As part of the NHS’s seventieth birthday celebrations, me and Rich received a public tribute and a Points of Light award (which are for outstanding volunteers making a change in their community) from Theresa May (though I couldn’t attend 10 Downing Street because I knackered my back the week before). And at the 2018 NHS Heroes Awards in London, me and Rich received the Mental Health Champion honour. In a line-up for the Duchess of Cornwall (Camilla to me and you), I was stood next to Tito Jackson. When everyone was shushing each other and getting giddy about the arrival of Camilla, I was more interested in having a chinwag with Tito about The Jackson 5.
The award was presented to us by the actor Michael Sheen, and there was also a lovely video message from Prince William, who is a former colleague, having been an air ambulance pilot for a couple of years. And as I was stood on the stage, I thought about that policeman who had written me off as a kid, the one who told my head-teacher that I was a bad person and destined to end up in prison. I so hoped he was watching.
Also at the NHS Heroes Awards, I met a girl called Freya Lewis, who survived the Manchester bombing. Freya was only fourteen at the time, and just a few metres away from the explosion. Tragically, her best friend died. Freya was in hospital for six weeks, underwent seventy hours of surgery and had to learn to walk again. But she was back at school just four months after the attack and has raised tens of thousands of pounds for various causes since. Freya was one of the most incredible people I’d ever met, a force of nature. She still has scars, both outside and inside, but she just keeps ploughing on regardless.

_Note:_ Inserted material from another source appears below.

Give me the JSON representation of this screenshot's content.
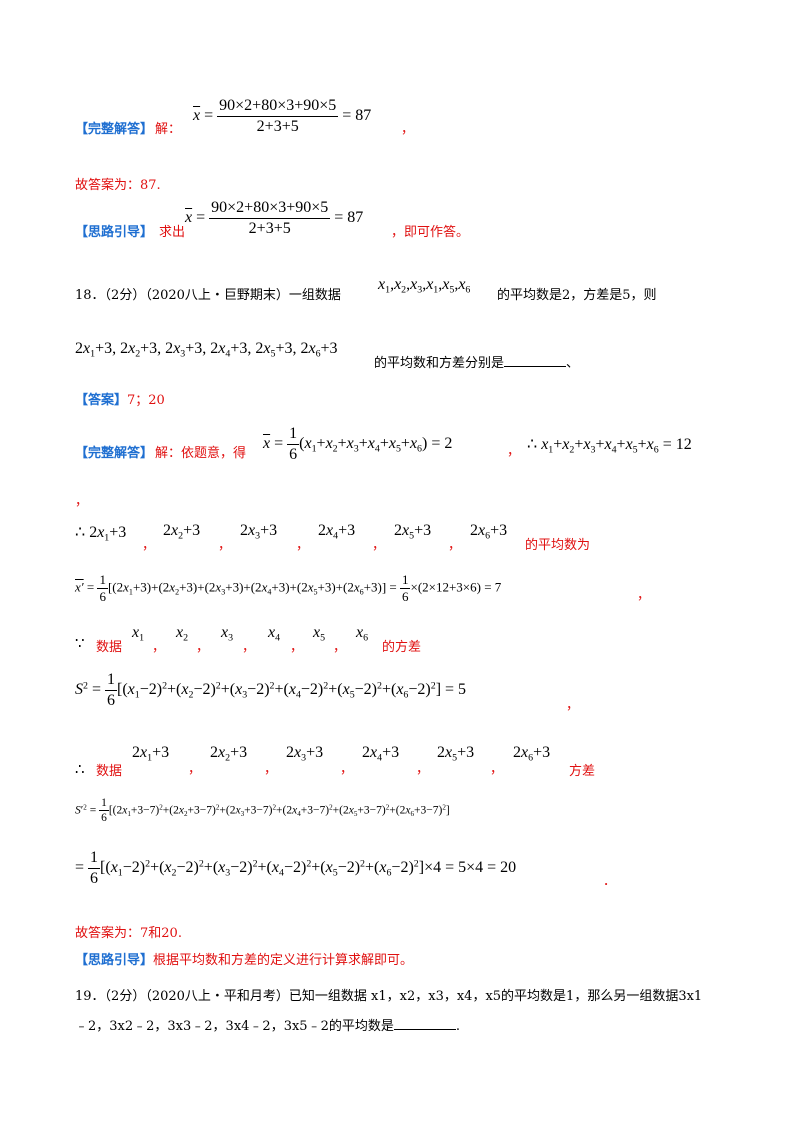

Freya confirmed what I already suspected, that there are amazing people out there who are able to turn suffering into something positive. And she made me think of Roger, my wonderful counsellor who had set me on a similar path. I’d always wanted to tell Roger what a positive effect he’d had on me, and so many others by extension. Everything that had happened to me since getting back on my feet, and the changes I’d been able to effect, stemmed from him. But when I next visited my GP surgery with one of my kids, I noticed a book of condolences in the waiting room. Roger had died of cancer, which meant I never got to tell him how much he’d helped me. When you want to say something, don’t delay. Otherwise, you might leave it too late.